Polícia Civil do DF desmantelou um esquema de tráfico “inovador” operado em um apartamento de luxo no Sudoeste. Um casal foi preso após criar um sistema de brindes digitais 3D para identificar drogas e fidelizar clientes. A dupla usava símbolos secretos para vender cocaína, ecstasy, haxixe e loló. Prisões foram convertidas em preventivas, e a investigação continua.
A Polícia Civil do Distrito Federal (PCDF) desmantelou, na noite do último sábado (6), um esquema de tráfico de drogas considerado “inovador e ousado” pelos investigadores. Um casal foi preso em flagrante em um apartamento de alto padrão, localizado na quadra 504 do Sudoeste, onde funcionava uma verdadeira boca de fumo de luxo voltada para a venda de drogas sintéticas e entorpecentes tradicionais.
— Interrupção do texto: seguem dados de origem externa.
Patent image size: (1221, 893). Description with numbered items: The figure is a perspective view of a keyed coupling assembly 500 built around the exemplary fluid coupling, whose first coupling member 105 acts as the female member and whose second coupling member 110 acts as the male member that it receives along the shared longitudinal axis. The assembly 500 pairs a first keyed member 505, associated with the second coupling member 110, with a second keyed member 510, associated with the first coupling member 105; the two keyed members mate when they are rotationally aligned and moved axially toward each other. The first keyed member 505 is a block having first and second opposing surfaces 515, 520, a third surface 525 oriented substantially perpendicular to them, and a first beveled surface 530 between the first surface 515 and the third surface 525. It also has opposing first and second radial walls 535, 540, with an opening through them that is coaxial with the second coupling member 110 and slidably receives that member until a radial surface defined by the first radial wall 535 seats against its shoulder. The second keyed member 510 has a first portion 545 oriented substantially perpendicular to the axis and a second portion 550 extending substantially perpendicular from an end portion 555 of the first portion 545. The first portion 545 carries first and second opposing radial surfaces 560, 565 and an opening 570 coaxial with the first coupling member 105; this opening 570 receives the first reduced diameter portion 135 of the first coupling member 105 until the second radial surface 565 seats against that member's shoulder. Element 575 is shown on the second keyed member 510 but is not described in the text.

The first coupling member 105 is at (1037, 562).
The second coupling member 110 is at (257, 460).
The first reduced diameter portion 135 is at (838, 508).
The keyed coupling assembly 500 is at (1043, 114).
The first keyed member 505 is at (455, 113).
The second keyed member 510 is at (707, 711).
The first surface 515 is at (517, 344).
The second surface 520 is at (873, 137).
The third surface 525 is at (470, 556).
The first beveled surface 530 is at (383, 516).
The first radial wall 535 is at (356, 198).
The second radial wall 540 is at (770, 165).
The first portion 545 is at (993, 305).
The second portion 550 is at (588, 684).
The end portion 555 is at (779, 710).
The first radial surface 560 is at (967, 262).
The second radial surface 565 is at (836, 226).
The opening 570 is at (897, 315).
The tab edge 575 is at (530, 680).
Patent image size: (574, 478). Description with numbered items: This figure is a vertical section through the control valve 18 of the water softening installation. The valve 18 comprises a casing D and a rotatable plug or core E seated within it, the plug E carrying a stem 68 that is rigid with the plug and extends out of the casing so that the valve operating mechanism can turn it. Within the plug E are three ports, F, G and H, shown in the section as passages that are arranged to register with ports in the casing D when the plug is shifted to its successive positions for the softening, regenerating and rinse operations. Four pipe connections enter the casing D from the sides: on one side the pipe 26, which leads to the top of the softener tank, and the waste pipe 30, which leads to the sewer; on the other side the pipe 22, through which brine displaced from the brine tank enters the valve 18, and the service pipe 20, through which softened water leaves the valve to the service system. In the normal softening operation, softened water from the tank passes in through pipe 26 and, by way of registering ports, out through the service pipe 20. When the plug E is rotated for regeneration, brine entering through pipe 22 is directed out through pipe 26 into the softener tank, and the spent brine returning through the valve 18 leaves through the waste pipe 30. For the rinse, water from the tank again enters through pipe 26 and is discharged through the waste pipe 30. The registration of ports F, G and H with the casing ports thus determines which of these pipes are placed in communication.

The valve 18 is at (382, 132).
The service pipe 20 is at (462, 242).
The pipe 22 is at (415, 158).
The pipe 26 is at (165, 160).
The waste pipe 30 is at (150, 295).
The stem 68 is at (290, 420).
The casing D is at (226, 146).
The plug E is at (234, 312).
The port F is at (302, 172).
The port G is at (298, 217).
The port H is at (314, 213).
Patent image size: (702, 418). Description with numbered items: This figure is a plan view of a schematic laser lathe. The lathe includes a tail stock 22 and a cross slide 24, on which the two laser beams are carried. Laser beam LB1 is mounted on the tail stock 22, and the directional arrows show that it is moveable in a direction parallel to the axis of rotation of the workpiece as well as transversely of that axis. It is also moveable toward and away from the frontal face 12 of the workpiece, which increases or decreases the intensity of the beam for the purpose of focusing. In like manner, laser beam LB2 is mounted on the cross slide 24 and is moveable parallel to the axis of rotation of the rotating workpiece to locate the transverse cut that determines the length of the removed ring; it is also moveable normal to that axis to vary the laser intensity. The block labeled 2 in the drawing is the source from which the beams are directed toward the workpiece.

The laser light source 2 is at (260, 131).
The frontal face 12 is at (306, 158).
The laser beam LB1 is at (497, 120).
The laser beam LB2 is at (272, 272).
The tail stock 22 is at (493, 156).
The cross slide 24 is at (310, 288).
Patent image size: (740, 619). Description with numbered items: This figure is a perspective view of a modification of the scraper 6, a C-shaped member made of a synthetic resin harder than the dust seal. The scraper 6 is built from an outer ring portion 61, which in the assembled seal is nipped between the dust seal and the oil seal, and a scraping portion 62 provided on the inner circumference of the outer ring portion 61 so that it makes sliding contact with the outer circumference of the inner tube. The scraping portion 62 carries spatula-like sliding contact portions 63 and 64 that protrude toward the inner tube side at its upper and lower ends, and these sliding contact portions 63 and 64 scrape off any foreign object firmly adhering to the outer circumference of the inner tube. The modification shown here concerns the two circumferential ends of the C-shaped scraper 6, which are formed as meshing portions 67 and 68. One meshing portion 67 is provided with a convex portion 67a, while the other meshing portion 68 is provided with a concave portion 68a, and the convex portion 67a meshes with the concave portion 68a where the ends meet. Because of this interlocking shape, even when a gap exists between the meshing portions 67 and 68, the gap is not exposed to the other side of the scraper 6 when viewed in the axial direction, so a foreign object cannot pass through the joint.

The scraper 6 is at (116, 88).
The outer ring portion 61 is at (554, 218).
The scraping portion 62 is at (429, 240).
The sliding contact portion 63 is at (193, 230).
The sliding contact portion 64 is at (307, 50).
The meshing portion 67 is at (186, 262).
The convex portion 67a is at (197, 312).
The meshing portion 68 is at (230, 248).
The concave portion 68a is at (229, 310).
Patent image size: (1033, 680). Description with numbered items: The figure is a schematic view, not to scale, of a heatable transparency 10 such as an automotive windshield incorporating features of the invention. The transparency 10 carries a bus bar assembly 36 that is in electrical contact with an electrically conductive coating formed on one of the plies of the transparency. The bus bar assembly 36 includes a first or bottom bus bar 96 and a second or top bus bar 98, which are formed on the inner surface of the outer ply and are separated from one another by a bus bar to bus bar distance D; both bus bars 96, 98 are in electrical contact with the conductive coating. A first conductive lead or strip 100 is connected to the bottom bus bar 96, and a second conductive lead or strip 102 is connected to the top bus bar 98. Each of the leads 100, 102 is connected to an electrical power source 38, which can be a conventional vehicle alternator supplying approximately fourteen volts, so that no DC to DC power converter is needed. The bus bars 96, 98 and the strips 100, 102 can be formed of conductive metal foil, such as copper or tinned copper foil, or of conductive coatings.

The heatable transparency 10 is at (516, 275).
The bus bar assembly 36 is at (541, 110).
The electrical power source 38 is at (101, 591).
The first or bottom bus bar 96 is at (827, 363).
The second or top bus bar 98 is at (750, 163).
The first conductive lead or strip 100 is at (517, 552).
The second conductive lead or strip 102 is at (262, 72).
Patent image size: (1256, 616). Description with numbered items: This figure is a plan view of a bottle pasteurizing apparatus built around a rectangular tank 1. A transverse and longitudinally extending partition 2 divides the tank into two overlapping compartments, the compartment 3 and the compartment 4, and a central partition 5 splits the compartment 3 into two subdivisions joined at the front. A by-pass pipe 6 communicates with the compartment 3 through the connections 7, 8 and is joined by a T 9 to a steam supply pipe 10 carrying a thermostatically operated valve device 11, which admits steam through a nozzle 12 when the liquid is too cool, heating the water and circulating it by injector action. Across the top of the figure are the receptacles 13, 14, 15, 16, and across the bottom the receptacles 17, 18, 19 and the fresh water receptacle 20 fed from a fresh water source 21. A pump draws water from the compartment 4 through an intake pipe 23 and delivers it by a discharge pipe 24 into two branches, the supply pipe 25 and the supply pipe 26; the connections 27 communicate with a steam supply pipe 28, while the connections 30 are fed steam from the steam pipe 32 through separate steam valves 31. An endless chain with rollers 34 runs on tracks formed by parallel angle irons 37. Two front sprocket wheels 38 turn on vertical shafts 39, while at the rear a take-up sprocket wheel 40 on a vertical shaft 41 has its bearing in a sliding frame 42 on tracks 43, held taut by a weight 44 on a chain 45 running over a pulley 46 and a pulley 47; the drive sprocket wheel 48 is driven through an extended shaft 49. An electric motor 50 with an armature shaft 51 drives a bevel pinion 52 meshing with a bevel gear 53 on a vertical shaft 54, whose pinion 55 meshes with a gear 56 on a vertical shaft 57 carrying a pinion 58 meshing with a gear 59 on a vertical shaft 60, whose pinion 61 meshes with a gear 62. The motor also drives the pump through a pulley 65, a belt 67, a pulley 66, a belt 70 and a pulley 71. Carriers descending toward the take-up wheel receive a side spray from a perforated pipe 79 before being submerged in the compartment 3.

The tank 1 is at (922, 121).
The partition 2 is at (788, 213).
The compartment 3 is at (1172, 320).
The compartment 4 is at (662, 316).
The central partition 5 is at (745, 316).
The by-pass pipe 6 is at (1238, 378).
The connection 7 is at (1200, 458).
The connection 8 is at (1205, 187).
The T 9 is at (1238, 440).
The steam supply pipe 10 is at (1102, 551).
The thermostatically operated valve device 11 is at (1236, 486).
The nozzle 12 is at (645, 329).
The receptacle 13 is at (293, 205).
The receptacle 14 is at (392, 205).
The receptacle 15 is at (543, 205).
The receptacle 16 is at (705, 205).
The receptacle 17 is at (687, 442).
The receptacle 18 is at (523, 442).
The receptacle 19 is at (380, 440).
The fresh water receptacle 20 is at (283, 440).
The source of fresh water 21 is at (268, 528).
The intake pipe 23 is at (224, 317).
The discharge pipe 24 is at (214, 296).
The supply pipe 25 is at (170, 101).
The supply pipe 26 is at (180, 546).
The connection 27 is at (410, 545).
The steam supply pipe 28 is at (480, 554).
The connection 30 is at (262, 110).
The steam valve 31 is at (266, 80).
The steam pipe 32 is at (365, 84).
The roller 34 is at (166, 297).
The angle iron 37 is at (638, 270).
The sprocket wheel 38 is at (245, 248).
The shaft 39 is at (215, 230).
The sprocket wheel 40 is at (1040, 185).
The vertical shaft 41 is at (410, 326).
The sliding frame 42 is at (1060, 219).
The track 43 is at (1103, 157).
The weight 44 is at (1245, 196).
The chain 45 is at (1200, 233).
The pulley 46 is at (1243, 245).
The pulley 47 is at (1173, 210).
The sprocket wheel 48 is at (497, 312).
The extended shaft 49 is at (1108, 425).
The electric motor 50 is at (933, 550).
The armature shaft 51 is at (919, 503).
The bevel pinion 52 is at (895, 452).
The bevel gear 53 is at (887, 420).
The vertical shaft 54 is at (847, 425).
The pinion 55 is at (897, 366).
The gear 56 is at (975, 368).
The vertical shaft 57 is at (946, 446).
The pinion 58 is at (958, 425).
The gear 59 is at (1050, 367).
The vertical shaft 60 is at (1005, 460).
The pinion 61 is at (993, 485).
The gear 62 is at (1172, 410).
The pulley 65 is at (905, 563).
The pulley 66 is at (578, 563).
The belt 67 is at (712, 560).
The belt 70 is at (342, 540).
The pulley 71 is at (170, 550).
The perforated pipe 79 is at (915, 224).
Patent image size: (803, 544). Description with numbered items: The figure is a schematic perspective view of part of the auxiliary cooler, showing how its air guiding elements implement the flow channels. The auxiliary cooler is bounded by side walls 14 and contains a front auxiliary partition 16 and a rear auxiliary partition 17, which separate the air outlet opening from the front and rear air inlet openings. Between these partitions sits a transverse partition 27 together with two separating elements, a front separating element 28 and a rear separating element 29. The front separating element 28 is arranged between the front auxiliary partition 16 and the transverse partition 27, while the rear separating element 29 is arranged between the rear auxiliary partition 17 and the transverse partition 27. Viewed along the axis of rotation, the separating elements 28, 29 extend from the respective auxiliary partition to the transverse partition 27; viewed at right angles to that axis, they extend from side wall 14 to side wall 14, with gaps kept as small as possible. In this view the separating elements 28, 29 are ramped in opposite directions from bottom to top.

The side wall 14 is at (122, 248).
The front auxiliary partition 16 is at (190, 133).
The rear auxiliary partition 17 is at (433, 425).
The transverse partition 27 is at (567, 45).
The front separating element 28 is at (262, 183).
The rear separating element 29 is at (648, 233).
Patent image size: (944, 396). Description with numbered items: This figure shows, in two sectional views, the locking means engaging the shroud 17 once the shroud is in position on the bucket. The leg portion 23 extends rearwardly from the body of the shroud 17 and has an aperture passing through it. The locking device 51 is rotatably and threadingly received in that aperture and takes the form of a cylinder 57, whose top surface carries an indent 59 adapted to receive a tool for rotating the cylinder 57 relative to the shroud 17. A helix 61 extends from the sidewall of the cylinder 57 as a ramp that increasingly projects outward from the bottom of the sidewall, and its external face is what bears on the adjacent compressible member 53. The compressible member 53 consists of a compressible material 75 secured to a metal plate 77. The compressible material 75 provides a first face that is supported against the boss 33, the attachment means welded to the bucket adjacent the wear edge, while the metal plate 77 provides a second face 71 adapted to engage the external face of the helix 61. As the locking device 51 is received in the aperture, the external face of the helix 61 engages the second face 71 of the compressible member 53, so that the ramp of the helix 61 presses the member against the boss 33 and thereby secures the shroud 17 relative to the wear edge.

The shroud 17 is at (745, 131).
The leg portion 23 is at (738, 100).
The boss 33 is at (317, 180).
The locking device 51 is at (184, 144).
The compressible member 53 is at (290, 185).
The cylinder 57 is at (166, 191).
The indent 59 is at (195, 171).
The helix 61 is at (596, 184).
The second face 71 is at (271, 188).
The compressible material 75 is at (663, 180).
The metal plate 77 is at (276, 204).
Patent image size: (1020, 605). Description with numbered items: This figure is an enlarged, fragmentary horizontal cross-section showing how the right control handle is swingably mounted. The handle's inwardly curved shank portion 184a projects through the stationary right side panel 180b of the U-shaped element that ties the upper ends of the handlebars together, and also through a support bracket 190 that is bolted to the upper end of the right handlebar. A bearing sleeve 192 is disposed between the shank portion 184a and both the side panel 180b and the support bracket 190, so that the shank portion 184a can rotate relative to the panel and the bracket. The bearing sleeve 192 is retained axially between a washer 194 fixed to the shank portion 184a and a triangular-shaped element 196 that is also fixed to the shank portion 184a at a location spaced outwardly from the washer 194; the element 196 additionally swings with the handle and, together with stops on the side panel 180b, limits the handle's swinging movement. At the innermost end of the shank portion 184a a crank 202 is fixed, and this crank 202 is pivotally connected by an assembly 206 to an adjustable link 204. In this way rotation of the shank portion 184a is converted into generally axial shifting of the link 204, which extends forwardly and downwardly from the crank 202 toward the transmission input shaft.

A operação foi conduzida pela 3ª Delegacia de Polícia (Cruzeiro) e revelou que o ponto de distribuição tinha como principal público-alvo adolescentes e jovens que frequentavam escolas, parquinhos infantis e até uma academia ao ar livre utilizada por idosos na região. Após a prisão, o Tribunal de Justiça do Distrito Federal e Territórios (TJDFT) converteu a detenção do casal em prisão preventiva durante audiência de custódia neste domingo (7).
Esquema “digital” de fidelização
Durante as investigações, a Polícia Civil encontrou um método incomum de comercialização: os usuários não eram flagrados com drogas em mãos, o que dificultava a comprovação do crime. Com uma análise minuciosa, os investigadores descobriram que os traficantes haviam criado um sistema de códigos secretos usando pequenos objetos tridimensionais digitais (3D) como “brindes” para os clientes.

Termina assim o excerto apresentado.